Thursday 20 December 2012

Future steps towards unity?


Fr Mark Woodruff, the Director of the Catholic League, writes the following article in the current edition of the League's newsletter, Unitas.  In it he asks some pertinent questions about the relationship between the 'internal ecumenism' within Anglicanism (or rather the growing lack of it) and the 'external ecumenism'  with Rome and Orthodoxy...
"...2012 has seen the continued search of the Church of England to resolve its internal differences and, indeed, for its own internal ecumenism. If the Church of England majority, which sees the admission of women to the presbyterate and episcopate as a legitimate development to the received tradition, cannot allow a place for fellow Anglicans who believe the Church should keep to the Tradition on which all can be reconciled as they were once united; and, given the uncompromising tone with which some of their number have called for the rejection and even exclusion of the minority, it sends a powerful message to the ecumenical partners of Anglicans working with them, beyond ecumenism, towards reconciliation and fullness of communion. If most Anglicans do not want spiritual ecumenism to work within their own ranks, and fullness of communion cannot be achieved within the juridical bounds of the Established Church, how can it seriously engage with the Catholic Church and the Orthodox Church on unity, let alone the other Churches stemmed from the Reformation?
The answer is the same basic “fact of life” that has animated the League for 100 years.

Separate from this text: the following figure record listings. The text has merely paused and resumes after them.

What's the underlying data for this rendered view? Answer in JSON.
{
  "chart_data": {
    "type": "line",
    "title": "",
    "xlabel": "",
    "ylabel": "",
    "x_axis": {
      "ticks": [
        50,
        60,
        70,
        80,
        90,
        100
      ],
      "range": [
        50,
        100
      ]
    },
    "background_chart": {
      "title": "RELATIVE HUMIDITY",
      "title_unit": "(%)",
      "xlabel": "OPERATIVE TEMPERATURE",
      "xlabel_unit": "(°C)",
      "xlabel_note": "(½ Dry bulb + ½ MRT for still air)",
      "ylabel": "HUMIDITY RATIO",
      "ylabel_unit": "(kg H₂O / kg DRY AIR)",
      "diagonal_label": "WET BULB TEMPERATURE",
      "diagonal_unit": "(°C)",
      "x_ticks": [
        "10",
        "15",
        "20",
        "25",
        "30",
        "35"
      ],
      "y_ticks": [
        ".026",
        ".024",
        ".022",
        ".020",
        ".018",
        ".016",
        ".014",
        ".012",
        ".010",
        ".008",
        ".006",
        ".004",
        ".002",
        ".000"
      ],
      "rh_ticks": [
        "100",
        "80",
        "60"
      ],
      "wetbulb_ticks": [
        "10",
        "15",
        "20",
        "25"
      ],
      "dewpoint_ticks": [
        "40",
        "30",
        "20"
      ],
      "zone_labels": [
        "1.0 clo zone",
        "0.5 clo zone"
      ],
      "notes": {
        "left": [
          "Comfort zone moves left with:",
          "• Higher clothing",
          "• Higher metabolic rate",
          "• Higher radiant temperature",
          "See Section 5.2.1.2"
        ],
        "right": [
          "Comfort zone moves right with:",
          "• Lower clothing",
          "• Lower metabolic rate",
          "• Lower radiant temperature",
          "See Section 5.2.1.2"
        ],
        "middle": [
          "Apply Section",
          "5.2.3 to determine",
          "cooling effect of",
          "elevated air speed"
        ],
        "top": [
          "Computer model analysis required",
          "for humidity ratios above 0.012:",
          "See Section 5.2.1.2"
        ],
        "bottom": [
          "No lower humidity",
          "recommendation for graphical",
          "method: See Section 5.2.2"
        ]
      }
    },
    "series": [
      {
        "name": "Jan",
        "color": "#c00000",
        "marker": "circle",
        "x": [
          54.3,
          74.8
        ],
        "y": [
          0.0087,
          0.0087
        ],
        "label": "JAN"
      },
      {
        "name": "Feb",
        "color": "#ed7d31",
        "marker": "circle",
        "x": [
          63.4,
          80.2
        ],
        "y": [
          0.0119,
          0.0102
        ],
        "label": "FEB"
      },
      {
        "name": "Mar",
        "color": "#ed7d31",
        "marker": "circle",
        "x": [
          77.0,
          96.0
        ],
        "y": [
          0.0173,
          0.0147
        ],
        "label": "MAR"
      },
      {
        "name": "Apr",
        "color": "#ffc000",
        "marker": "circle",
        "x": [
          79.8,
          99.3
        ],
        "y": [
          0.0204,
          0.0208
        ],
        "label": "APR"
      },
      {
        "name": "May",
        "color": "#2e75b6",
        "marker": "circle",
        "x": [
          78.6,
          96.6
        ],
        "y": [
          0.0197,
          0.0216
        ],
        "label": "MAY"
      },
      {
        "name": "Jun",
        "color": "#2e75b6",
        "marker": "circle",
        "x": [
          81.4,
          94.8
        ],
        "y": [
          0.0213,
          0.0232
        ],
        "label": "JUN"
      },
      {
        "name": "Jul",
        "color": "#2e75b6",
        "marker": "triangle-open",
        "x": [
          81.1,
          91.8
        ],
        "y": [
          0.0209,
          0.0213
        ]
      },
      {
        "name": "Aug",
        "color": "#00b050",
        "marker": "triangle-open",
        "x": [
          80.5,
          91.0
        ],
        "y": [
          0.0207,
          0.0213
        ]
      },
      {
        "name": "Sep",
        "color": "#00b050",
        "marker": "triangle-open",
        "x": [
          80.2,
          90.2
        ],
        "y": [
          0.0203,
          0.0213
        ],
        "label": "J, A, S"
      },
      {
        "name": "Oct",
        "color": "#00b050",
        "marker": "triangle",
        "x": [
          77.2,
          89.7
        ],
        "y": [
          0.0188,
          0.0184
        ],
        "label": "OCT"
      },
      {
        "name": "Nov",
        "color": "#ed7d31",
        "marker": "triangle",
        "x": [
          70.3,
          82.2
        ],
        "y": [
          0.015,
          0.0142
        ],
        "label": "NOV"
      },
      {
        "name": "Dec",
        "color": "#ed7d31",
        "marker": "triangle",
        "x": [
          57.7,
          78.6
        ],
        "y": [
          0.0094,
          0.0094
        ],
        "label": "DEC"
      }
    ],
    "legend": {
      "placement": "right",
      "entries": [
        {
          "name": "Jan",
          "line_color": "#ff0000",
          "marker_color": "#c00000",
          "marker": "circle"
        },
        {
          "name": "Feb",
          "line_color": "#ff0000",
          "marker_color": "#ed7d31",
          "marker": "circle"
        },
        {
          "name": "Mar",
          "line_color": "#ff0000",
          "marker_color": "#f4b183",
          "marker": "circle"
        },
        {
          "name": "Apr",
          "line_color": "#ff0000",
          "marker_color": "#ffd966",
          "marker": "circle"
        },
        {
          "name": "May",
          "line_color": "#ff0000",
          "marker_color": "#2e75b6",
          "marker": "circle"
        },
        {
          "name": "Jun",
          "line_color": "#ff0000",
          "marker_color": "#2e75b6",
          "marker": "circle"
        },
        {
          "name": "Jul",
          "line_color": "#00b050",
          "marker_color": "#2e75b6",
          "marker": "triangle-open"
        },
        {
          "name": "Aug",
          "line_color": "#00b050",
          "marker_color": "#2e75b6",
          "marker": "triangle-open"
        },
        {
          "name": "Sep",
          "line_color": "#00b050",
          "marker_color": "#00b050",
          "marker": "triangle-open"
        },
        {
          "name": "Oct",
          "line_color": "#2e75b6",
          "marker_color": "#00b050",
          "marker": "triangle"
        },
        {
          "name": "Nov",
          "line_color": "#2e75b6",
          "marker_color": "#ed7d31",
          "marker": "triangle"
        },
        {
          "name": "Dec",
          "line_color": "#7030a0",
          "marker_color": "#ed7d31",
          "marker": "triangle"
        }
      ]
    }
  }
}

There can be no ecumenism worthy of the name that does not take into account communion with the bishop of the See of Peter in Rome, not as the last piece in the jigsaw, but as the destination from the outset of our Christian ecumenical journey. Piecemeal ecumenism – such as the Porvoo agreement between the Anglican Churches of Britain and Ireland with most of the Lutheran Episcopal Churches, or the Union of Bonn with the Old Catholics, or the Leuenberg Agreement with non-episcopal Reformed Churches – is hopeful and should be encouraged. But where it constitutes to all intents and purposes the exclusion of the Apostolic Churches of East and West - most especially communion with the successor of Peter at Rome - there is a risk of “settling for less”, or even an ecumenism that is anti-Catholic. A substantial bloc of Anglicans and Protestants in a staged process of reconciliation that is not taking the Petrine ministry into account as a first principle (and as it is, not as some may wish it to be) is not necessarily a building block to Church union. All too easily it risks standing as a rival to Catholic faith and life; the instinct is for schism.
This is not even true to what the Reformers thought they were achieving by their reform of the Church, and its tradition as they had received it. To employ the terms of Pope Benedict for a different controversy, their thinking was that of a “hermeneutic of continuity and of reform”, and not of “discontinuity and rupture”. Continuity with the rest of the Latin Church has long been part of the Anglican apologetic, even though, along with the other churches of the Reformation, the new direction for the English Church led to rupture, because of the imposition upon it of the boundaries of a nation state. So it is surely a sore in the spirits of all belonging to the League that our Anglican members are seemingly forced by events further from their lifelong hopes for the reconciliation of their Church with the Church of the Apostolic See of Rome, the more faithfully they seek to live by the Common Tradition which has formed us all. As Pope Benedict put it, when he spoke to representatives of all the Christian traditions at Westminster Abbey on his Apostolic Visit, the account of the hope that lies within us that will be convincing to the world does not lie in a facile accommodation to the spirit of the age or theological relativism, but an ever deeper unity in the apostolic faith..."
Read it all here

1 comment:

  1. A very insightful piece - if Anglicanism can not manage ecumenical relations internally, what hope can there be that that they can engage in meaningful ecumenical relationships externally?